At a high level, the pipeline now runs in four clearly separated phases:

  1. Discover which Python versions to release
  2. Build artifacts per architecture
  3. Create or update GitHub releases
  4. Aggregate partial manifests and update tracked data atomically

This separation is intentional and is what fixes the reliability issues.


Pipeline Flow Explained

1. Tag Discovery (get-tags job)

The workflow first determines which Python versions should be processed.

  • If .github/release/python-tag-filter.txt exists, it is used as a filter (e.g. 3.13.*).
  • Otherwise, the workflow derives a filter from the latest upstream Python version.
  • Matching Python tags are collected and passed as a JSON matrix.

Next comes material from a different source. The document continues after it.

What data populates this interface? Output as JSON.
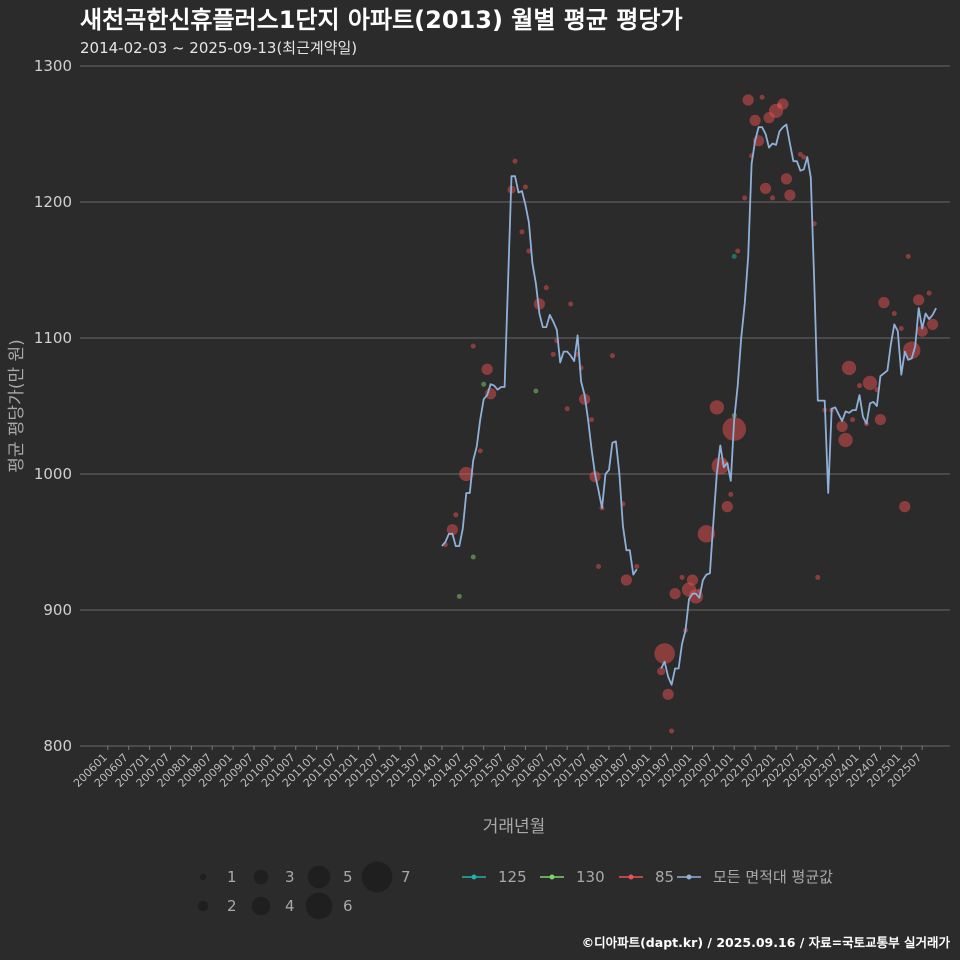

This keeps the workflow deterministic and avoids manual inputs while still allowing controlled releases.


2. Build & Package (Matrix Jobs)

For each discovered Python tag, the workflow runs a matrix build across:

  • Architectures (ppc64le, s390x)
  • Ubuntu versions (22.04, 24.04)

Key design choices:

  • fail-fast: false
    A failure on one architecture does not cancel other builds.
  • Each matrix job:
    • Builds the Python artifacts
    • Uploads them to GitHub Releases
    • Generates a partial manifest describing only its own artifacts

Partial manifests are uploaded as workflow artifacts and do not touch git.

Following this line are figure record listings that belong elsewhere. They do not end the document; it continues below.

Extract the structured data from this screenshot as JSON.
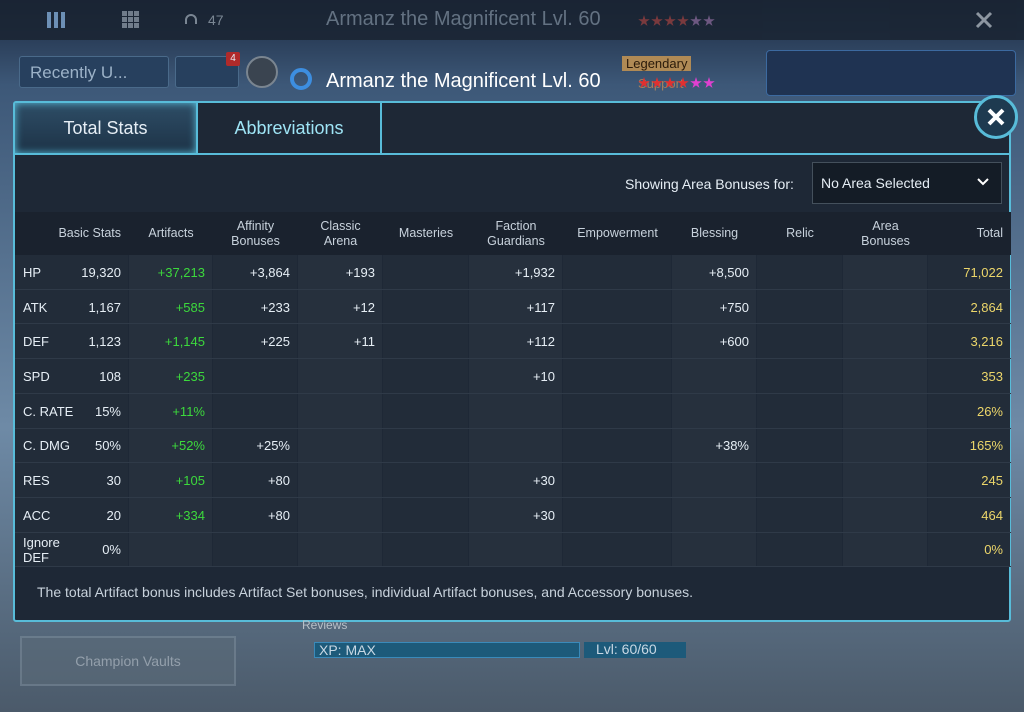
{
  "top_bar": {
    "counter": "47",
    "title": "Armanz the Magnificent Lvl. 60"
  },
  "header": {
    "filter": "Recently U...",
    "filter_badge": "4",
    "hero_name": "Armanz the Magnificent Lvl. 60",
    "rarity": "Legendary",
    "role": "Support"
  },
  "tabs": [
    "Total Stats",
    "Abbreviations"
  ],
  "area": {
    "label": "Showing Area Bonuses for:",
    "selected": "No Area Selected"
  },
  "table": {
    "columns": [
      "Basic Stats",
      "Artifacts",
      "Affinity Bonuses",
      "Classic Arena",
      "Masteries",
      "Faction Guardians",
      "Empowerment",
      "Blessing",
      "Relic",
      "Area Bonuses",
      "Total"
    ],
    "rows": [
      [
        "HP",
        "19,320",
        "+37,213",
        "+3,864",
        "+193",
        null,
        "+1,932",
        null,
        "+8,500",
        null,
        null,
        "71,022"
      ],
      [
        "ATK",
        "1,167",
        "+585",
        "+233",
        "+12",
        null,
        "+117",
        null,
        "+750",
        null,
        null,
        "2,864"
      ],
      [
        "DEF",
        "1,123",
        "+1,145",
        "+225",
        "+11",
        null,
        "+112",
        null,
        "+600",
        null,
        null,
        "3,216"
      ],
      [
        "SPD",
        "108",
        "+235",
        null,
        null,
        null,
        "+10",
        null,
        null,
        null,
        null,
        "353"
      ],
      [
        "C. RATE",
        "15%",
        "+11%",
        null,
        null,
        null,
        null,
        null,
        null,
        null,
        null,
        "26%"
      ],
      [
        "C. DMG",
        "50%",
        "+52%",
        "+25%",
        null,
        null,
        null,
        null,
        "+38%",
        null,
        null,
        "165%"
      ],
      [
        "RES",
        "30",
        "+105",
        "+80",
        null,
        null,
        "+30",
        null,
        null,
        null,
        null,
        "245"
      ],
      [
        "ACC",
        "20",
        "+334",
        "+80",
        null,
        null,
        "+30",
        null,
        null,
        null,
        null,
        "464"
      ],
      [
        "Ignore DEF",
        "0%",
        null,
        null,
        null,
        null,
        null,
        null,
        null,
        null,
        null,
        "0%"
      ]
    ]
  },
  "footnote": "The total Artifact bonus includes Artifact Set bonuses, individual Artifact bonuses, and Accessory bonuses.",
  "bottom": {
    "button": "Champion Vaults",
    "reviews": "Reviews",
    "xp": "XP: MAX",
    "level": "Lvl: 60/60"
  }
}
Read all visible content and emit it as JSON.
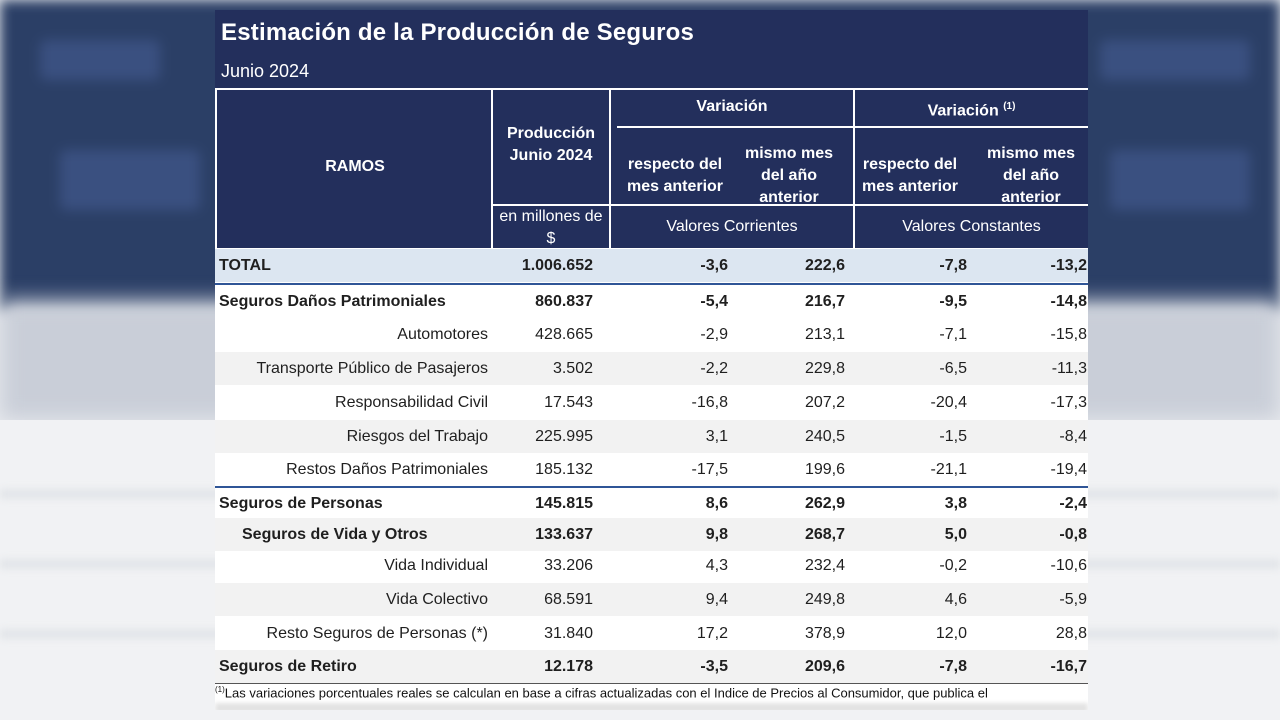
{
  "title": "Estimación de la Producción de Seguros",
  "subtitle": "Junio 2024",
  "header": {
    "ramos": "RAMOS",
    "produccion_l1": "Producción",
    "produccion_l2": "Junio 2024",
    "unidad_l1": "en millones de",
    "unidad_l2": "$",
    "variacion": "Variación",
    "variacion2": "Variación",
    "variacion2_sup": "(1)",
    "respecto_l1": "respecto del",
    "respecto_l2": "mes anterior",
    "mismo_l1": "mismo mes",
    "mismo_l2": "del año",
    "mismo_l3": "anterior",
    "corrientes": "Valores Corrientes",
    "constantes": "Valores Constantes"
  },
  "rows": [
    {
      "name": "TOTAL",
      "prod": "1.006.652",
      "v1": "-3,6",
      "v2": "222,6",
      "v3": "-7,8",
      "v4": "-13,2"
    },
    {
      "name": "Seguros Daños Patrimoniales",
      "prod": "860.837",
      "v1": "-5,4",
      "v2": "216,7",
      "v3": "-9,5",
      "v4": "-14,8"
    },
    {
      "name": "Automotores",
      "prod": "428.665",
      "v1": "-2,9",
      "v2": "213,1",
      "v3": "-7,1",
      "v4": "-15,8"
    },
    {
      "name": "Transporte Público de Pasajeros",
      "prod": "3.502",
      "v1": "-2,2",
      "v2": "229,8",
      "v3": "-6,5",
      "v4": "-11,3"
    },
    {
      "name": "Responsabilidad Civil",
      "prod": "17.543",
      "v1": "-16,8",
      "v2": "207,2",
      "v3": "-20,4",
      "v4": "-17,3"
    },
    {
      "name": "Riesgos del Trabajo",
      "prod": "225.995",
      "v1": "3,1",
      "v2": "240,5",
      "v3": "-1,5",
      "v4": "-8,4"
    },
    {
      "name": "Restos Daños Patrimoniales",
      "prod": "185.132",
      "v1": "-17,5",
      "v2": "199,6",
      "v3": "-21,1",
      "v4": "-19,4"
    },
    {
      "name": "Seguros de Personas",
      "prod": "145.815",
      "v1": "8,6",
      "v2": "262,9",
      "v3": "3,8",
      "v4": "-2,4"
    },
    {
      "name": "Seguros de Vida y Otros",
      "prod": "133.637",
      "v1": "9,8",
      "v2": "268,7",
      "v3": "5,0",
      "v4": "-0,8"
    },
    {
      "name": "Vida Individual",
      "prod": "33.206",
      "v1": "4,3",
      "v2": "232,4",
      "v3": "-0,2",
      "v4": "-10,6"
    },
    {
      "name": "Vida Colectivo",
      "prod": "68.591",
      "v1": "9,4",
      "v2": "249,8",
      "v3": "4,6",
      "v4": "-5,9"
    },
    {
      "name": "Resto Seguros de Personas (*)",
      "prod": "31.840",
      "v1": "17,2",
      "v2": "378,9",
      "v3": "12,0",
      "v4": "28,8"
    },
    {
      "name": "Seguros de Retiro",
      "prod": "12.178",
      "v1": "-3,5",
      "v2": "209,6",
      "v3": "-7,8",
      "v4": "-16,7"
    }
  ],
  "footnote_mark": "(1)",
  "footnote": "Las variaciones porcentuales reales se calculan en base a cifras actualizadas con  el Indice de Precios al Consumidor, que publica el"
}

3. Release Asset Finalization (release-assets job)

Once builds complete, a follow-up job ensures release assets are finalized per Python version.

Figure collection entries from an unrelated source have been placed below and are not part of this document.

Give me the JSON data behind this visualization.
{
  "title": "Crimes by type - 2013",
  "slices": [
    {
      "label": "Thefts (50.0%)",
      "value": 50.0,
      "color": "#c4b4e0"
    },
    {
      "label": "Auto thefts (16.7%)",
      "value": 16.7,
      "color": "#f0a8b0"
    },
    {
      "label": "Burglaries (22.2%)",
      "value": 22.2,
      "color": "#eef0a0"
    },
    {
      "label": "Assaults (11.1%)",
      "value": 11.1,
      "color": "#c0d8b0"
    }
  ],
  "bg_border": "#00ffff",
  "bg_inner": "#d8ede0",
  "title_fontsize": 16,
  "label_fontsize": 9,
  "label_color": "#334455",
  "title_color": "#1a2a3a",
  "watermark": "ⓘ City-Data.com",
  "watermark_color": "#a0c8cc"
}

  • Operates per Python tag (not per architecture)
  • Proceeds even if some architectures failed
  • Ensures release metadata is consistent

4. Manifest Aggregation (update-manifests job)

Instead of each build job pushing to the repository, a single aggregation job now runs:

  • Downloads all available partial manifest artifacts
    (missing artifacts are tolerated for failed architectures)
  • Merges partial manifests into the tracked data
  • Commits and pushes changes once, atomically

Concurrency is controlled so only one aggregation runs per ref.

If a build for one architecture fails, only that job needs to be rerun.
The regenerated partial manifest can then be recombined without restarting the full workflow.


Key Changes

Infrastructure & Security

  • Added retry logic (8 attempts, 5s delay) to dotnet-install.py to handle transient network failures
  • Upgraded Trivy to v0.68.2 with strict failure thresholds
  • Simplified Makefile by removing unnecessary sudo usage

Partial Manifest Tooling

  • generate_partial_manifest.py: Generates architecture-scoped partial manifests
  • apply_partial_manifests.py: Merges partial manifests
  • backfill-manifests.yml: Regenerates or fixes manifests for existing releases without rebuilding binaries
  • Added unit tests for manifest generation and merging logic

This prevents Trivy-generated assets from leaking into release metadata.


CI/CD Workflow Refactor

  • Removed git push operations from matrix jobs
  • Introduced a single aggregation step
  • Added concurrency controls to serialize updates
  • Disabled fail-fast to preserve successful builds

The pipeline now follows an Artifact → Aggregate → Commit model.


Technical Rationale

Pushing to main from within a matrix strategy caused race conditions and flaky failures.
The new aggregation model eliminates these issues and allows partial recovery without full reruns.


Verification

  • ✅ Unit tests for partial manifest generation and merging
  • ✅ Infrastructure validated with upgraded Trivy
  • ✅ Backfill workflow verified to parse tags and generate partial artifacts correctly

adilhusain-s and others added 12 commits December 24, 2025 10:04
- dotnet-install.py: Add retry logic (8 attempts) for JSON fetching to handle network flakes.
- Makefile: Upgrade Trivy to v0.68.2 and enforce build failure on High/Critical vulnerabilities.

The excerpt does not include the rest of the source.